I Dwell in Possibility
I’m very much in love with poems lately. I guess ideally I should be all the time. But I must admit I go through times when I browse through a journal and then toss it aside thinking “Well, at least maybe publishing these poems is helping some deserving people keep their teaching jobs.”
But now, even when I get my weekly batch of student poems it feels like Christmas. All of that language, pages of it, in good faith, opening a space for the as yet unsaid!
You know, kind of like when you stepped out of your house last Wednesday morning and the world looked cleaner and shinier. A sense of possibility: poems are doing that for me too.
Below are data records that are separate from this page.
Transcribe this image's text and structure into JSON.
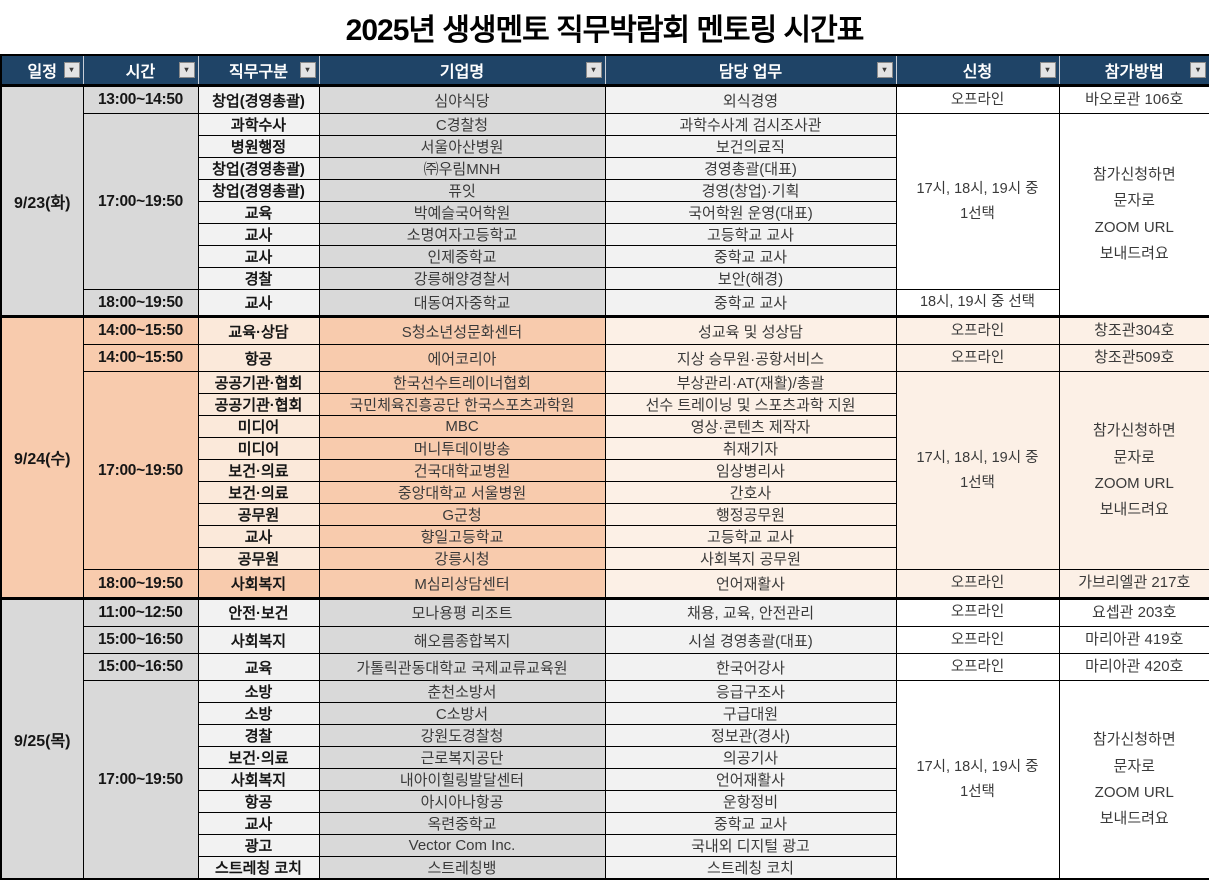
{
  "title": "2025년 생생멘토 직무박람회 멘토링 시간표",
  "colors": {
    "header_bg": "#1F4467",
    "header_text": "#FFFFFF",
    "gray_mid": "#D9D9D9",
    "gray_light": "#F2F2F2",
    "white": "#FFFFFF",
    "orange_mid": "#F8CBAD",
    "orange_cat": "#FBE9DA",
    "orange_light": "#FCF0E6"
  },
  "columns": [
    {
      "label": "일정"
    },
    {
      "label": "시간"
    },
    {
      "label": "직무구분"
    },
    {
      "label": "기업명"
    },
    {
      "label": "담당 업무"
    },
    {
      "label": "신청"
    },
    {
      "label": "참가방법"
    }
  ],
  "filter_icon": "▾",
  "table": {
    "groups": [
      {
        "date": "9/23(화)",
        "theme": "gray",
        "rows": [
          {
            "time": {
              "label": "13:00~14:50",
              "span": 1
            },
            "category": "창업(경영총괄)",
            "company": "심야식당",
            "duty": "외식경영",
            "apply": {
              "label": "오프라인",
              "span": 1
            },
            "method": {
              "label": "바오로관 106호",
              "span": 1
            }
          },
          {
            "time": {
              "label": "17:00~19:50",
              "span": 8
            },
            "category": "과학수사",
            "company": "C경찰청",
            "duty": "과학수사계 검시조사관",
            "apply": {
              "label": "17시, 18시, 19시 중\n1선택",
              "span": 8
            },
            "method": {
              "label": "참가신청하면\n문자로\nZOOM URL\n보내드려요",
              "span": 9
            }
          },
          {
            "category": "병원행정",
            "company": "서울아산병원",
            "duty": "보건의료직"
          },
          {
            "category": "창업(경영총괄)",
            "company": "㈜우림MNH",
            "duty": "경영총괄(대표)"
          },
          {
            "category": "창업(경영총괄)",
            "company": "퓨잇",
            "duty": "경영(창업)·기획"
          },
          {
            "category": "교육",
            "company": "박예슬국어학원",
            "duty": "국어학원 운영(대표)"
          },
          {
            "category": "교사",
            "company": "소명여자고등학교",
            "duty": "고등학교 교사"
          },
          {
            "category": "교사",
            "company": "인제중학교",
            "duty": "중학교 교사"
          },
          {
            "category": "경찰",
            "company": "강릉해양경찰서",
            "duty": "보안(해경)"
          },
          {
            "time": {
              "label": "18:00~19:50",
              "span": 1
            },
            "category": "교사",
            "company": "대동여자중학교",
            "duty": "중학교 교사",
            "apply": {
              "label": "18시, 19시 중 선택",
              "span": 1
            }
          }
        ]
      },
      {
        "date": "9/24(수)",
        "theme": "orange",
        "rows": [
          {
            "time": {
              "label": "14:00~15:50",
              "span": 1
            },
            "category": "교육·상담",
            "company": "S청소년성문화센터",
            "duty": "성교육 및 성상담",
            "apply": {
              "label": "오프라인",
              "span": 1
            },
            "method": {
              "label": "창조관304호",
              "span": 1
            }
          },
          {
            "time": {
              "label": "14:00~15:50",
              "span": 1
            },
            "category": "항공",
            "company": "에어코리아",
            "duty": "지상 승무원·공항서비스",
            "apply": {
              "label": "오프라인",
              "span": 1
            },
            "method": {
              "label": "창조관509호",
              "span": 1
            }
          },
          {
            "time": {
              "label": "17:00~19:50",
              "span": 9
            },
            "category": "공공기관·협회",
            "company": "한국선수트레이너협회",
            "duty": "부상관리·AT(재활)/총괄",
            "apply": {
              "label": "17시, 18시, 19시 중\n1선택",
              "span": 9
            },
            "method": {
              "label": "참가신청하면\n문자로\nZOOM URL\n보내드려요",
              "span": 9
            }
          },
          {
            "category": "공공기관·협회",
            "company": "국민체육진흥공단 한국스포츠과학원",
            "duty": "선수 트레이닝 및 스포츠과학 지원"
          },
          {
            "category": "미디어",
            "company": "MBC",
            "duty": "영상·콘텐츠 제작자"
          },
          {
            "category": "미디어",
            "company": "머니투데이방송",
            "duty": "취재기자"
          },
          {
            "category": "보건·의료",
            "company": "건국대학교병원",
            "duty": "임상병리사"
          },
          {
            "category": "보건·의료",
            "company": "중앙대학교 서울병원",
            "duty": "간호사"
          },
          {
            "category": "공무원",
            "company": "G군청",
            "duty": "행정공무원"
          },
          {
            "category": "교사",
            "company": "향일고등학교",
            "duty": "고등학교 교사"
          },
          {
            "category": "공무원",
            "company": "강릉시청",
            "duty": "사회복지 공무원"
          },
          {
            "time": {
              "label": "18:00~19:50",
              "span": 1
            },
            "category": "사회복지",
            "cat_mid": true,
            "company": "M심리상담센터",
            "duty": "언어재활사",
            "apply": {
              "label": "오프라인",
              "span": 1
            },
            "method": {
              "label": "가브리엘관 217호",
              "span": 1
            }
          }
        ]
      },
      {
        "date": "9/25(목)",
        "theme": "gray",
        "rows": [
          {
            "time": {
              "label": "11:00~12:50",
              "span": 1
            },
            "category": "안전·보건",
            "company": "모나용평 리조트",
            "duty": "채용, 교육, 안전관리",
            "apply": {
              "label": "오프라인",
              "span": 1
            },
            "method": {
              "label": "요셉관 203호",
              "span": 1
            }
          },
          {
            "time": {
              "label": "15:00~16:50",
              "span": 1
            },
            "category": "사회복지",
            "company": "해오름종합복지",
            "duty": "시설 경영총괄(대표)",
            "apply": {
              "label": "오프라인",
              "span": 1
            },
            "method": {
              "label": "마리아관 419호",
              "span": 1
            }
          },
          {
            "time": {
              "label": "15:00~16:50",
              "span": 1
            },
            "category": "교육",
            "company": "가톨릭관동대학교 국제교류교육원",
            "duty": "한국어강사",
            "apply": {
              "label": "오프라인",
              "span": 1
            },
            "method": {
              "label": "마리아관 420호",
              "span": 1
            }
          },
          {
            "time": {
              "label": "17:00~19:50",
              "span": 9
            },
            "category": "소방",
            "company": "춘천소방서",
            "duty": "응급구조사",
            "apply": {
              "label": "17시, 18시, 19시 중\n1선택",
              "span": 9
            },
            "method": {
              "label": "참가신청하면\n문자로\nZOOM URL\n보내드려요",
              "span": 9
            }
          },
          {
            "category": "소방",
            "company": "C소방서",
            "duty": "구급대원"
          },
          {
            "category": "경찰",
            "company": "강원도경찰청",
            "duty": "정보관(경사)"
          },
          {
            "category": "보건·의료",
            "company": "근로복지공단",
            "duty": "의공기사"
          },
          {
            "category": "사회복지",
            "company": "내아이힐링발달센터",
            "duty": "언어재활사"
          },
          {
            "category": "항공",
            "company": "아시아나항공",
            "duty": "운항정비"
          },
          {
            "category": "교사",
            "company": "옥련중학교",
            "duty": "중학교 교사"
          },
          {
            "category": "광고",
            "company": "Vector Com Inc.",
            "duty": "국내외 디지털 광고"
          },
          {
            "category": "스트레칭 코치",
            "company": "스트레칭뱅",
            "duty": "스트레칭 코치"
          }
        ]
      }
    ]
  }
}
I went to a party on Election Night. Between the TV commentators and the political wonks I happen to number among my friends and neighbors, I began to feel dispirited. Not because anyone was in doubt about the outcome, but because of all the facts flying around. The dissection of why Obama won this state and if he wins that state it’s all over. The facts seemed very remote from the lovely state of being I wanted to be in. There’s nothing more boring than a fact: there it sits, inert as a potato, but not as nutritious. Facts may fill you up but they don’t make you dream (like a mushroom?).
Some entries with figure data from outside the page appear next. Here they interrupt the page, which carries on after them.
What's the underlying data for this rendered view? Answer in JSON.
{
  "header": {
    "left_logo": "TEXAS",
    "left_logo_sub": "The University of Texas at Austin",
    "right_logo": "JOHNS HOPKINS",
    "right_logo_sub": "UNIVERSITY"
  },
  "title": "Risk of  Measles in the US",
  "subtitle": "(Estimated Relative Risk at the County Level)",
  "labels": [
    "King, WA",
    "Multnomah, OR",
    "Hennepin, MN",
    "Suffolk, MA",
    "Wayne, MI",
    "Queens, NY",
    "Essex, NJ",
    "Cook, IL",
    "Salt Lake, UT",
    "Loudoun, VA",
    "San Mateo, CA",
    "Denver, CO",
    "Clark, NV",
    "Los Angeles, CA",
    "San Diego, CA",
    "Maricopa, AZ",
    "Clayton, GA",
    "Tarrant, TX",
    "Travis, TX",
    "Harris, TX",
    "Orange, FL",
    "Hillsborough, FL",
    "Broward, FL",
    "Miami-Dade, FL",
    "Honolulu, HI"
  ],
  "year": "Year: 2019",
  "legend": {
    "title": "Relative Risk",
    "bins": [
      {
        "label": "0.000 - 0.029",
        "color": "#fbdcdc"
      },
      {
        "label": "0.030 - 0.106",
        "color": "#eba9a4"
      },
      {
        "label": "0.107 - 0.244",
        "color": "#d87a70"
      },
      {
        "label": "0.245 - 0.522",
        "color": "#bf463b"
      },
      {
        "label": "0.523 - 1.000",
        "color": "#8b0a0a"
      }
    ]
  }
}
Reginald Shepherd, who died in September, wrote beautiful poems, but nothing he wrote means as much to me as “Criteria,” his essay in response to Harold Bloom’s introduction to The Best of the Best American Poetry, where he wrote (you should read the whole essay, at bostonreview.net/BR23.3/shepherd.html):
For this black child growing up in the Bronx projects, it was precisely poetry's otherness that was liberating. It offered transformation, not representation. When I read T. S. Eliot, it was as much his words’ strangeness and opacity as any sense of identification or recognition in them that enthralled me. Poetry's resistance to communication--an estrangement from alienation which restores language to itself--its refusal to be of use, is the promise of happiness it embodies… I value such lines … because something is happening in them that happens nowhere else.
Transformation, not representation. Potential (the future), not facts (the past). A world that pelts you with facts needs the refreshment of that potential space.
This week I’m lucky to have the BAP blog urging me to notice poems that achieve this, as they occur to me, either discovering them for the first time or remembering them because I have this virtual space to fill.